Lug Von Siga’nın kurucusu Gül Ağış, tüketim alışkanlıklarına dikkat çekti

EliteDizqn

Active member
Hazırgiyim ve moda markası Lug Von Siga’nın kurucusu ve kreatif yöneticisi Gül Ağış, her alanda hayli süratli bir tüketimin olduğunu vurgulayarak “Doyumsuz olmamak lazım. Bu dünyadan ne alıyorum diye değil ne veriyorum diye düşünmeliyiz” dedi.

– Tasarım dünyası nereye gidiyor?

Dijital, her şeyin dinamiğini değiştirdi. Piyasada zanaat, kültürle beslenen markalara gereksinim var. Herşeyin birebir olmadığı dizaynlar isteniyor. Çok süratli tüketim var, bu beni yoruyor. Her birimizin biraz düşünüp bu kozmosa ne veriyoruz diye düşünmesi lazım. Kapıda kıtlık. Biz organik pamuk kullanmasını artırıyoruz, daha az polyester kullanıyoruz. Her sattığımız esere karşılık beş ağaç dikiyoruz. Bu dünyadan ne alıyorum değil de ne veriyorum diye bakıyoruz. Her şeyi yapayım daha fazla para kazanayım mantığından çıkmalıyız. Doyumsuz olmamak lazım. Milyon adetler üretmek zorunda değilsin. Bunu yapmadan da dünya markası olunur. örneğin benim müşterilerim geliyor iki elbise alıyor, üçüncüyü almayın diyorum. Gerek yok, birbirine benziyor.

– Koleksiyonları geliştirirken nelerden esinleniyorsunuz?

Birinci koleksiyonumu 13 yıl evvel global ısınmayla ilgili yapmıştım. bu biçimde kimse anlamadı. kuvvetli ve inancı doğrultusunda giden bayanların hayranı oldum. Her şeye direnen, farklı olabilen… Frida Kahlo, Agatha Christie, Simone de Beauvoir’dan etkilendim, onlardan esinlenip koleksiyonlar yaptım.

– Teşebbüsçü olmak isteyen bayanlara neler öneriyorsunuz?

Kendinize olan inancınız tamsa yola çıkın ve asla vazgeçmeyin. Özenti işler yapmasınlar. Gençler şu anda epeyce sabırsızlar.
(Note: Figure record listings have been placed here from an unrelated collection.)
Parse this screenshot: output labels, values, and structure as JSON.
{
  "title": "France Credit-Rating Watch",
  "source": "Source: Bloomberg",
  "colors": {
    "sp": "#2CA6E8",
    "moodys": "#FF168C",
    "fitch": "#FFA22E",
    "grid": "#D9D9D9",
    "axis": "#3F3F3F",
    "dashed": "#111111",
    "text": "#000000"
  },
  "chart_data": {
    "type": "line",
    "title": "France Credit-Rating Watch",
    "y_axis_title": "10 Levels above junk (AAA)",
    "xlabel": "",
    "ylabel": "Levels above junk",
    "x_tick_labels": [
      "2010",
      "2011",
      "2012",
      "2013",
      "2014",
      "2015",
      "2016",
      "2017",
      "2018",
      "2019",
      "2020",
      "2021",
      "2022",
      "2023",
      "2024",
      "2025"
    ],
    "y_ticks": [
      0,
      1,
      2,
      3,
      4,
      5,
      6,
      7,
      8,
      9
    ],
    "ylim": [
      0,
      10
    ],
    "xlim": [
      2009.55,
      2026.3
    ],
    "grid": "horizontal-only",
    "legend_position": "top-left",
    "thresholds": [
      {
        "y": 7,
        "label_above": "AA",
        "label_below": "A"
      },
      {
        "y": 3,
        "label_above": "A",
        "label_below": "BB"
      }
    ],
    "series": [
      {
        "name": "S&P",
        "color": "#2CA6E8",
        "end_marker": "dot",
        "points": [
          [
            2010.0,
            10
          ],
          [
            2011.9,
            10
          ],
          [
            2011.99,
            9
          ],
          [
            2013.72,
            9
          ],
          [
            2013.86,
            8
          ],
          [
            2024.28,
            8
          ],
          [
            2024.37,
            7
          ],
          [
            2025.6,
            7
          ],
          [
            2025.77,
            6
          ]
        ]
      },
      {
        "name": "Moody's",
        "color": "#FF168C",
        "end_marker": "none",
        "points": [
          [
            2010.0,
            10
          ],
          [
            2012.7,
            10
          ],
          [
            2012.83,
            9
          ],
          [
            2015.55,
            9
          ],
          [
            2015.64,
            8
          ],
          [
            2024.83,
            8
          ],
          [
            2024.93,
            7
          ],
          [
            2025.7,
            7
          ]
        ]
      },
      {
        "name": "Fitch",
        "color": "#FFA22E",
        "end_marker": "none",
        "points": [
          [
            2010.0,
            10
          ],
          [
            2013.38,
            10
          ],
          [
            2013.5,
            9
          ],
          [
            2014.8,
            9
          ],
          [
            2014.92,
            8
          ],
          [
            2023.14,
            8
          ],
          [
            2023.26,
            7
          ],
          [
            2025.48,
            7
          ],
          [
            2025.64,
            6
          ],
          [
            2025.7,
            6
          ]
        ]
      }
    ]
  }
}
Tüketimde de bu biçimde. Çabucak artık sahip olmak zorunda değilsin. Ben her şeyi yaparım psikolojisi olmamalı. Sesin berbatsa çıkıp müzik da söyleme.
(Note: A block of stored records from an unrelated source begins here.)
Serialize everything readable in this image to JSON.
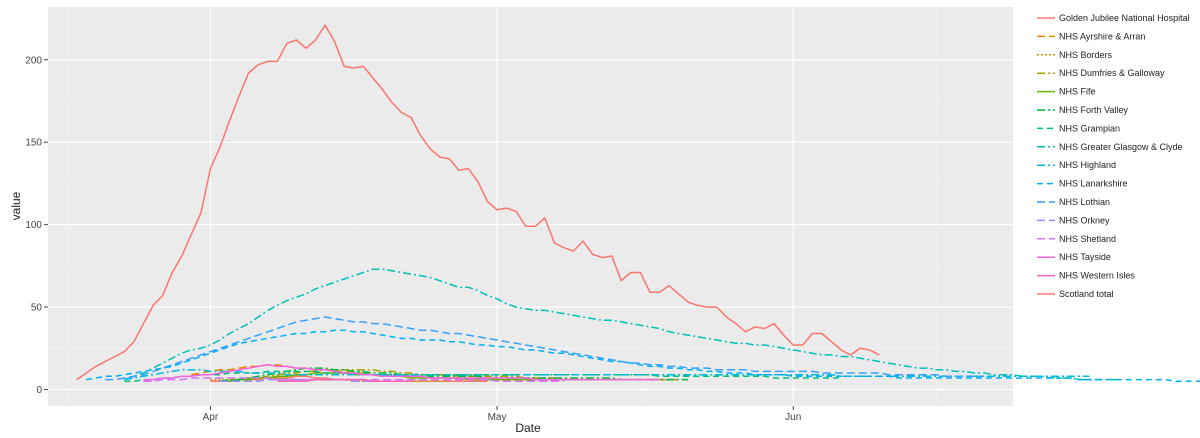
{
  "chart_data": {
    "type": "line",
    "title": "",
    "xlabel": "Date",
    "ylabel": "value",
    "x_start": "2020-03-18",
    "xlim": [
      "2020-03-15",
      "2020-06-24"
    ],
    "ylim": [
      -10,
      232
    ],
    "x_ticks": [
      {
        "date": "2020-04-01",
        "label": "Apr"
      },
      {
        "date": "2020-05-01",
        "label": "May"
      },
      {
        "date": "2020-06-01",
        "label": "Jun"
      }
    ],
    "y_ticks": [
      0,
      50,
      100,
      150,
      200
    ],
    "grid": true,
    "legend_position": "right",
    "series": [
      {
        "name": "Golden Jubilee National Hospital",
        "color": "#F8766D",
        "dash": "",
        "start": "2020-04-01",
        "values": [
          5,
          5,
          5,
          6,
          6,
          6,
          7,
          7,
          7,
          8,
          8,
          7,
          7,
          6,
          6,
          6,
          6,
          5,
          5,
          5,
          5,
          5,
          5,
          5,
          5,
          5,
          5,
          5,
          5,
          5
        ]
      },
      {
        "name": "NHS Ayrshire & Arran",
        "color": "#E58700",
        "dash": "8,4",
        "start": "2020-03-30",
        "values": [
          9,
          10,
          11,
          12,
          12,
          13,
          14,
          14,
          15,
          15,
          14,
          13,
          13,
          12,
          12,
          11,
          11,
          10,
          10,
          9,
          9,
          9,
          8,
          8,
          8,
          7,
          7,
          7,
          7,
          7,
          7,
          6,
          6,
          6,
          6,
          6,
          6,
          6,
          6,
          6,
          6,
          6,
          6,
          6,
          6,
          6,
          6,
          6,
          6,
          6,
          6,
          6
        ]
      },
      {
        "name": "NHS Borders",
        "color": "#C99800",
        "dash": "2,2",
        "start": "2020-04-01",
        "values": [
          6,
          6,
          6,
          6,
          7,
          7,
          7,
          7,
          7,
          6,
          6,
          6,
          6,
          6,
          6,
          5,
          5,
          5,
          5,
          5,
          5,
          5,
          5,
          5,
          5,
          5
        ]
      },
      {
        "name": "NHS Dumfries & Galloway",
        "color": "#A3A500",
        "dash": "8,3,2,3",
        "start": "2020-04-03",
        "values": [
          6,
          6,
          7,
          7,
          8,
          9,
          10,
          10,
          11,
          11,
          12,
          12,
          12,
          12,
          12,
          12,
          11,
          11,
          10,
          10,
          9,
          9,
          9,
          9,
          8,
          8,
          8,
          8,
          8,
          8,
          8,
          7,
          7,
          7,
          7,
          7
        ]
      },
      {
        "name": "NHS Fife",
        "color": "#6BB100",
        "dash": "",
        "start": "2020-04-02",
        "values": [
          5,
          5,
          6,
          6,
          7,
          7,
          8,
          8,
          9,
          9,
          10,
          10,
          10,
          10,
          9,
          9,
          9,
          8,
          8,
          8,
          7,
          7,
          7,
          7,
          7,
          7,
          6,
          6,
          6,
          6,
          6,
          6,
          6,
          6,
          6,
          6,
          6,
          6,
          6,
          6
        ]
      },
      {
        "name": "NHS Forth Valley",
        "color": "#00BA38",
        "dash": "8,3,2,3",
        "start": "2020-04-02",
        "values": [
          5,
          6,
          6,
          7,
          8,
          9,
          10,
          11,
          12,
          13,
          13,
          13,
          12,
          12,
          11,
          11,
          10,
          10,
          10,
          9,
          9,
          9,
          8,
          8,
          8,
          8,
          8,
          8,
          7,
          7,
          7,
          7,
          7,
          7,
          7,
          7,
          7,
          7,
          7,
          7,
          7,
          7,
          6,
          6,
          6,
          6,
          6,
          6,
          6,
          6
        ]
      },
      {
        "name": "NHS Grampian",
        "color": "#00BF7D",
        "dash": "6,4",
        "start": "2020-03-23",
        "values": [
          5,
          5,
          6,
          6,
          7,
          7,
          8,
          8,
          9,
          9,
          9,
          10,
          10,
          10,
          10,
          11,
          11,
          11,
          11,
          11,
          11,
          10,
          10,
          10,
          10,
          10,
          9,
          9,
          9,
          9,
          9,
          9,
          9,
          9,
          9,
          9,
          9,
          9,
          9,
          9,
          9,
          9,
          9,
          9,
          9,
          9,
          9,
          9,
          9,
          9,
          9,
          9,
          9,
          9,
          9,
          9,
          8,
          8,
          8,
          8,
          8,
          8,
          8,
          8,
          8,
          8,
          8,
          8,
          7,
          7,
          7,
          7,
          7,
          7,
          7,
          7
        ]
      },
      {
        "name": "NHS Greater Glasgow & Clyde",
        "color": "#00C0B8",
        "dash": "8,3,2,3",
        "start": "2020-03-23",
        "values": [
          6,
          8,
          10,
          13,
          16,
          19,
          22,
          24,
          25,
          27,
          30,
          34,
          37,
          40,
          44,
          48,
          51,
          54,
          56,
          58,
          61,
          63,
          65,
          67,
          69,
          71,
          73,
          73,
          72,
          71,
          70,
          69,
          68,
          66,
          64,
          62,
          62,
          60,
          57,
          55,
          52,
          50,
          49,
          48,
          48,
          47,
          46,
          45,
          44,
          43,
          42,
          42,
          41,
          40,
          39,
          38,
          37,
          35,
          34,
          33,
          32,
          31,
          30,
          29,
          28,
          28,
          27,
          27,
          26,
          25,
          24,
          23,
          22,
          21,
          21,
          20,
          20,
          19,
          18,
          17,
          16,
          15,
          14,
          13,
          13,
          12,
          12,
          11,
          11,
          10,
          10,
          9,
          9,
          9,
          8,
          8,
          8,
          7,
          7,
          7,
          6,
          6,
          6,
          6,
          6
        ]
      },
      {
        "name": "NHS Highland",
        "color": "#00BCD8",
        "dash": "8,3,2,3",
        "start": "2020-03-23",
        "values": [
          6,
          7,
          8,
          9,
          10,
          11,
          12,
          12,
          12,
          11,
          11,
          11,
          11,
          10,
          10,
          10,
          10,
          9,
          9,
          9,
          9,
          9,
          9,
          9,
          9,
          9,
          9,
          9,
          9,
          9,
          9,
          9,
          9,
          9,
          9,
          9,
          9,
          9,
          9,
          9,
          9,
          9,
          9,
          9,
          9,
          9,
          9,
          9,
          9,
          9,
          9,
          9,
          9,
          9,
          9,
          9,
          9,
          9,
          9,
          9,
          9,
          9,
          9,
          9,
          9,
          9,
          9,
          9,
          9,
          9,
          9,
          9,
          9,
          9,
          9,
          8,
          8,
          8,
          8,
          8,
          8,
          8,
          8,
          8,
          8,
          8,
          8,
          8,
          8,
          8,
          8,
          8,
          8,
          8,
          8,
          8,
          8,
          8,
          8,
          8,
          8,
          8
        ]
      },
      {
        "name": "NHS Lanarkshire",
        "color": "#00B0F6",
        "dash": "6,4",
        "start": "2020-03-19",
        "values": [
          6,
          7,
          8,
          8,
          9,
          10,
          11,
          12,
          13,
          14,
          16,
          18,
          20,
          22,
          24,
          26,
          28,
          29,
          30,
          31,
          32,
          33,
          34,
          34,
          35,
          35,
          36,
          36,
          35,
          35,
          34,
          33,
          32,
          31,
          31,
          30,
          30,
          30,
          29,
          29,
          28,
          27,
          27,
          26,
          26,
          25,
          24,
          24,
          23,
          22,
          22,
          21,
          20,
          19,
          18,
          17,
          17,
          16,
          15,
          14,
          14,
          13,
          13,
          12,
          12,
          11,
          11,
          10,
          10,
          10,
          9,
          9,
          9,
          9,
          8,
          8,
          8,
          8,
          8,
          8,
          8,
          8,
          8,
          8,
          8,
          7,
          7,
          7,
          7,
          7,
          7,
          7,
          7,
          7,
          7,
          7,
          7,
          7,
          7,
          7,
          7,
          7,
          7,
          7,
          6,
          6,
          6,
          6,
          6,
          6,
          6,
          6,
          6,
          6,
          5,
          5,
          5,
          5,
          5,
          5,
          5,
          5
        ]
      },
      {
        "name": "NHS Lothian",
        "color": "#35A2FF",
        "dash": "8,4",
        "start": "2020-03-21",
        "values": [
          6,
          6,
          7,
          8,
          9,
          11,
          13,
          15,
          17,
          19,
          21,
          23,
          25,
          27,
          29,
          31,
          33,
          35,
          37,
          39,
          41,
          42,
          43,
          44,
          43,
          42,
          41,
          41,
          40,
          40,
          39,
          38,
          37,
          36,
          36,
          35,
          34,
          34,
          33,
          32,
          31,
          30,
          29,
          28,
          27,
          26,
          25,
          24,
          23,
          22,
          21,
          20,
          19,
          18,
          17,
          16,
          16,
          15,
          15,
          14,
          14,
          13,
          13,
          13,
          12,
          12,
          12,
          12,
          11,
          11,
          11,
          11,
          11,
          11,
          11,
          10,
          10,
          10,
          10,
          10,
          10,
          10,
          9,
          9,
          9,
          9,
          9,
          9,
          8,
          8,
          8,
          8,
          8
        ]
      },
      {
        "name": "NHS Orkney",
        "color": "#9590FF",
        "dash": "8,4",
        "start": "2020-04-02",
        "values": [
          5,
          5,
          5,
          5,
          5,
          6,
          6,
          6,
          6,
          6,
          6,
          6,
          6,
          6,
          5,
          5,
          5,
          5,
          5,
          5
        ]
      },
      {
        "name": "NHS Shetland",
        "color": "#D575FE",
        "dash": "8,4",
        "start": "2020-03-25",
        "values": [
          5,
          5,
          6,
          6,
          6,
          7,
          7,
          7,
          7,
          7,
          7,
          7,
          7,
          7,
          6,
          6,
          6,
          6,
          6,
          6,
          6,
          6,
          6,
          6,
          6,
          6,
          6,
          6,
          6,
          6,
          6,
          6,
          6,
          6,
          6,
          6,
          6,
          5,
          5,
          5,
          5,
          5,
          5,
          5,
          5
        ]
      },
      {
        "name": "NHS Tayside",
        "color": "#F763E0",
        "dash": "",
        "start": "2020-03-25",
        "values": [
          6,
          6,
          7,
          7,
          8,
          8,
          9,
          9,
          10,
          11,
          12,
          13,
          14,
          15,
          14,
          14,
          13,
          13,
          12,
          12,
          11,
          10,
          10,
          9,
          9,
          8,
          8,
          8,
          8,
          8,
          7,
          7,
          7,
          7,
          7,
          7,
          7,
          7,
          7,
          7,
          7,
          6,
          6,
          6,
          6,
          6,
          6,
          6,
          6,
          6,
          6,
          6,
          6,
          6,
          6
        ]
      },
      {
        "name": "NHS Western Isles",
        "color": "#FF65AC",
        "dash": "",
        "start": "2020-04-08",
        "values": [
          5,
          5,
          5,
          5,
          6,
          6,
          6,
          6,
          6,
          6,
          5,
          5,
          5,
          5,
          5
        ]
      },
      {
        "name": "Scotland total",
        "color": "#F8766D",
        "dash": "",
        "start": "2020-03-18",
        "values": [
          6,
          10,
          14,
          17,
          20,
          23,
          29,
          40,
          51,
          57,
          71,
          81,
          94,
          107,
          134,
          147,
          163,
          178,
          192,
          197,
          199,
          199,
          210,
          212,
          207,
          212,
          221,
          211,
          196,
          195,
          196,
          189,
          182,
          174,
          168,
          165,
          154,
          146,
          141,
          140,
          133,
          134,
          126,
          114,
          109,
          110,
          108,
          99,
          99,
          104,
          89,
          86,
          84,
          90,
          82,
          80,
          81,
          66,
          71,
          71,
          59,
          59,
          63,
          58,
          53,
          51,
          50,
          50,
          44,
          40,
          35,
          38,
          37,
          40,
          33,
          27,
          27,
          34,
          34,
          29,
          24,
          21,
          25,
          24,
          21
        ]
      }
    ]
  }
}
– Bayana şiddet fazlaca arttı, nasıl çözülecek bu?

Devletin değerli kurallar ve yasalar oluşturması gerekiyor. İstanbul Mukavelesi yaşatır. Biz yıllar evvel “gözyaşları şahidimdir” diye töre koleksiyonu yapmıştık. Sanatkarların, öne çıkan insanların bu sorunu daha fazla dillendirmesi gerekiyor. Bayanları destekleyecek projeler geliştirilmeli.

– Nasıl başladı meslek seyahatiniz?

4 yaşında etek çizerek başladı benim serüvenim. daha sonra 16 yaşında Paris’e moda okuluna kabul edildim. Lakin annem müsaade vermedi gitmeme. Bilkent Üniversitesi’nde İngiliz lisanı ve edebiyatı okudum. daha sonra “İtalya’ya gideceğim, bu işi sıfırdan öğreneceğim” dedim. Milano Istituto Marangoni’de moda tasarımı okudum. Sınıfımı birincilikle bitirdim.

Politecnico Di Design Üniversitesi’nde yüksek lisansa binlerce kişi içinde seçilen tek yabancıydım. Armani’de staj yaptım. Annemin vefatıyla Türkiye’ye döndüm. O devir Dior’dan teklif almıştım ancak kabul etmedim. Hazırgiyim şirketi kuracağım ve dünyaya satacağım dedim. Bizim köklerimiz hayli bedelli, bunları ön plana çıkarmamız lazım. Artık markamızla ABD, İngiltere, İtalya, Almanya, Avusturya’nın da dahil olduğu 60’ı aşkın noktada varız. Dünyaya katma bedelli eseri kabul ettirdik. Vegan kumaşlar kullanıyorum.